We started a good discussion at Berkman last night about ways bloggers might give readers more clues about whether they are "doing journalism" or expressing opinions, or quoting someone else's blog, or perhaps writing outright fiction.
If someone is serious about reporting on events and issues, doing it in
a separate weblog with a clear statement of purpose would keep things
sorted out. Otherwise, having a category label like "Bob's Eyewitness
Reports" might be worth a try.
I mentioned at the meeting that different kinds of postings could be
flagged with a recognizable graphic and linked to an "about" page that
explained the bloggers category system. However, besides flirting with
way-too-cuteness, a framework like that might disappear if the blog also
circulated as an RSS feed. Just
by reflex, shifting "writing style" is my preferred way of
differentiating between kinds of content in this weblog. For example, I
started the year playing journalist
with a blog entry written in a newspaper style, even avoiding the first
person with the awkward construction "this blogger." In contrast,
an item about helping teach a class
came out more like a personal letter. (Actually, some of my postings
here start out as letters to one or more friends, then get pasted into
the weblog. Sometimes the glue shows around the edges.)
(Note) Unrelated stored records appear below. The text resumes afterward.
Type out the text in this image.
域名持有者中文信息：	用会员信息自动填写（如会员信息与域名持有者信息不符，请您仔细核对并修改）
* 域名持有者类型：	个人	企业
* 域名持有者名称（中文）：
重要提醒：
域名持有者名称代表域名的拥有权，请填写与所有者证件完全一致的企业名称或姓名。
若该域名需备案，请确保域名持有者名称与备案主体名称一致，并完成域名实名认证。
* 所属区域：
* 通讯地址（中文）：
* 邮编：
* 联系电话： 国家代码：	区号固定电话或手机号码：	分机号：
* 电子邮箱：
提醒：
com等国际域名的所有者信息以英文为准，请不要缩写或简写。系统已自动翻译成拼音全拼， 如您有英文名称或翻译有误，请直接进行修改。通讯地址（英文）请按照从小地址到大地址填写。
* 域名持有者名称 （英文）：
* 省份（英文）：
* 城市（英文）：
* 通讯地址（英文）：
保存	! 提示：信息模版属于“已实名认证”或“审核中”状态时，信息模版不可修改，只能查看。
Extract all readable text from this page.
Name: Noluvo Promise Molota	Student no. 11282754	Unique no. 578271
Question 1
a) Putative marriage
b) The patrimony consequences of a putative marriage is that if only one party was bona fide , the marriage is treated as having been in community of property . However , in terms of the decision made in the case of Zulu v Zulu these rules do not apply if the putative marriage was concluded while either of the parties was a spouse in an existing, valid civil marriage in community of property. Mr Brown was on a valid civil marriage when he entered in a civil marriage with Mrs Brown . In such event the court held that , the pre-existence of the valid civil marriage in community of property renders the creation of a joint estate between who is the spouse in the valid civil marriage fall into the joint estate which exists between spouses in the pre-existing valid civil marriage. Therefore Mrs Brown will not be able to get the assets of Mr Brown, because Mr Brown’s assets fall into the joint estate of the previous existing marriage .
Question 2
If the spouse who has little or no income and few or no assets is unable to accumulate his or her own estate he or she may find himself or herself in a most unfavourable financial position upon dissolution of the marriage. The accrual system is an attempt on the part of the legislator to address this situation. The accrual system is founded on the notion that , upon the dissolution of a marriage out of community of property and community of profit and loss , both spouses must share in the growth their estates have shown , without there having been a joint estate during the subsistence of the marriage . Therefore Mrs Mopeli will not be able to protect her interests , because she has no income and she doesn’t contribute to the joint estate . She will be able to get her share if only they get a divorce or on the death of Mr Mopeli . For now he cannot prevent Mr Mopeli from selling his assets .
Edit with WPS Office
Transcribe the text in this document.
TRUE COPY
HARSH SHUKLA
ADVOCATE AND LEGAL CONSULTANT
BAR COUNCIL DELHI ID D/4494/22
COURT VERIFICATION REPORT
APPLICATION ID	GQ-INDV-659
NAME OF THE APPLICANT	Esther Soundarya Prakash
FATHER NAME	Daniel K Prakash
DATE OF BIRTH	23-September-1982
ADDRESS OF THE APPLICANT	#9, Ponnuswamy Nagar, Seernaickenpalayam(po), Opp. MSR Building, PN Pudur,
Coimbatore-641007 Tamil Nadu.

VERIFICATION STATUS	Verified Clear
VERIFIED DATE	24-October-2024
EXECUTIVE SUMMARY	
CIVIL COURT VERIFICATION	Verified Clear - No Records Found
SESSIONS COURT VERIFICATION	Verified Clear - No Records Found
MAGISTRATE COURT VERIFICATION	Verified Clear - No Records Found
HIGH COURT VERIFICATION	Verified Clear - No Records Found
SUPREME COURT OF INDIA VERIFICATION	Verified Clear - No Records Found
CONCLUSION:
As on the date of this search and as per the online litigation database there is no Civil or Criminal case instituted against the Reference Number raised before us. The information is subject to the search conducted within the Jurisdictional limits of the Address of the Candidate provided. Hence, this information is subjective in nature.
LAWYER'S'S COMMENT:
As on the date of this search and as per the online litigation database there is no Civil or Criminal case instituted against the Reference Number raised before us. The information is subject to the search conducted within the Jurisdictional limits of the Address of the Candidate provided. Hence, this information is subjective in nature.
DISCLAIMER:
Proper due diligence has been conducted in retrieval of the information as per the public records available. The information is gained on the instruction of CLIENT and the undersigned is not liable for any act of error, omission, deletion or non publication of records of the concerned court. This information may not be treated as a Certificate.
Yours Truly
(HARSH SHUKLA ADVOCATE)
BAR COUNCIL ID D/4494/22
I'll have to browse through
some of my other blog entries to see if I've ever taken a more
"editorial commentary" tone. If I have, I suspect the difference would
be obvious. More often, I'm afraid my postings here read like a cross
between lecture notes and the ramblings of a walking case study in information overload. Some of the blogging tools folks at the Berkman
meetings use handle the "who said what?" question visually, nicely
setting off quoted or syndicated text, as in Shimon's frassle site or Jay's makeoutcity.
For the average blogger right
now probably stops with the choice of one downloadable blogging tool or
another. Radio Userland's news aggregator, which I use for this
site, offers a simple mark-up: It picks up RSS-syndicated news items,
puts the linked name of an original source in square brackets at the
end of the quoted text, and tops it with a headline linked to the
original news item. However, the structure gets confusing in longer
blog entries that quote other blog entries that, in turn, may quote and
link to another news or blog site.
Ideally, there would be both visual and "meta" information in the
RSS
itself to indicate such a cascade of fragmented syndicated
quoting. I've been reading about the underlying issues since some
of Ted Nelson's early writing about "transclusion" in Literary Machines
almost 20 years ago. On the more practical level, I'm just starting to
learn what goes on behind the scenes in my own RSS syndication feeds.
I'm certainly not ready to tackle the whole
"semantic web"
future-of-everything-online metadata topic. I haven't even had much
luck coming up with a "category" system to sort out my own weblog
postings, although Radio Userland does allow me to group items into
categories, even identifying one item as belonging to more than one
category, or presenting a category so that it looks like a separate weblog.
(And, yes, my writing this mini-essay fits in that category. It began
as a simple posting of the three aggregator items at the bottom of this
page.)
Back to just writing clearly: Sometimes, to mention an "aggregator"
item or emphasize a point in it, I copy the feed text, shift into the
third person and talk about
the original source, inserting quotation marks for verbatim
parts. When I don't have time to add comments, I indent verbatim
passages from the aggregator, but keep the Radio mark-up and links. I've also experimented with
changing text or background colors, which only takes a mouse click, but
that distinction would all be lost to readers using RSS aggregators. (In fact, changing
weblog templates this week may have made some older posts hard to read as Web pages.)
Here are examples of both techniques. They are also items
that might be of interest to online journalism bloggers -- I wonder
whether the project mentioned in the first item could be used to study
the phenomenon mentioned in the second. Hmm. The third (BBC) item
reminds me of online sites that encourage readers to contribute
personal messages, descriptions and pictures during disasters,
including storms in North Carolina. As "unmediated" notes, the practice
raises questions about fact-checking and decision-making, which an
organization like the BBC should have the staff to handle. Distributively studying the net to improve it: NETI@home.
A group of Georgia Institute of Technology computer scientists are
launching a collaborative, distributed computing project to
better understand information flows in the internet. NETI@home
works on users' machines, tracking and assessing internet connection
and traffic patterns. The project team vows to protect users'
privacy when they run the downloadable software. [ NITLE Tech News] Will RSS Readers Clog the Web?.
Sure, news aggregators are handy tools, making Web surfing a breeze.
But the programs are greedy little buggers that swamp websites with
unwanted traffic. Something has to change, and soon. By Ryan Singel. [Wired News] Readers as Reporters at the BBC. The blog called [unmediated]
reports about BBC News asking its readers for help on a breaking news
story. (Shots were being heard in Damascus.) Five reader comments and a
much more detailed article were on the site when [unmediated]
blogged about it: "It is not disclosed how many people have sent in
comments and how much editing and fact checking was done by BBC News
before publishing. However, this looks like a clever way to dress up
your coverage even from far-away places and to involve your readers
beyond letting them criticize the results of your brainwork."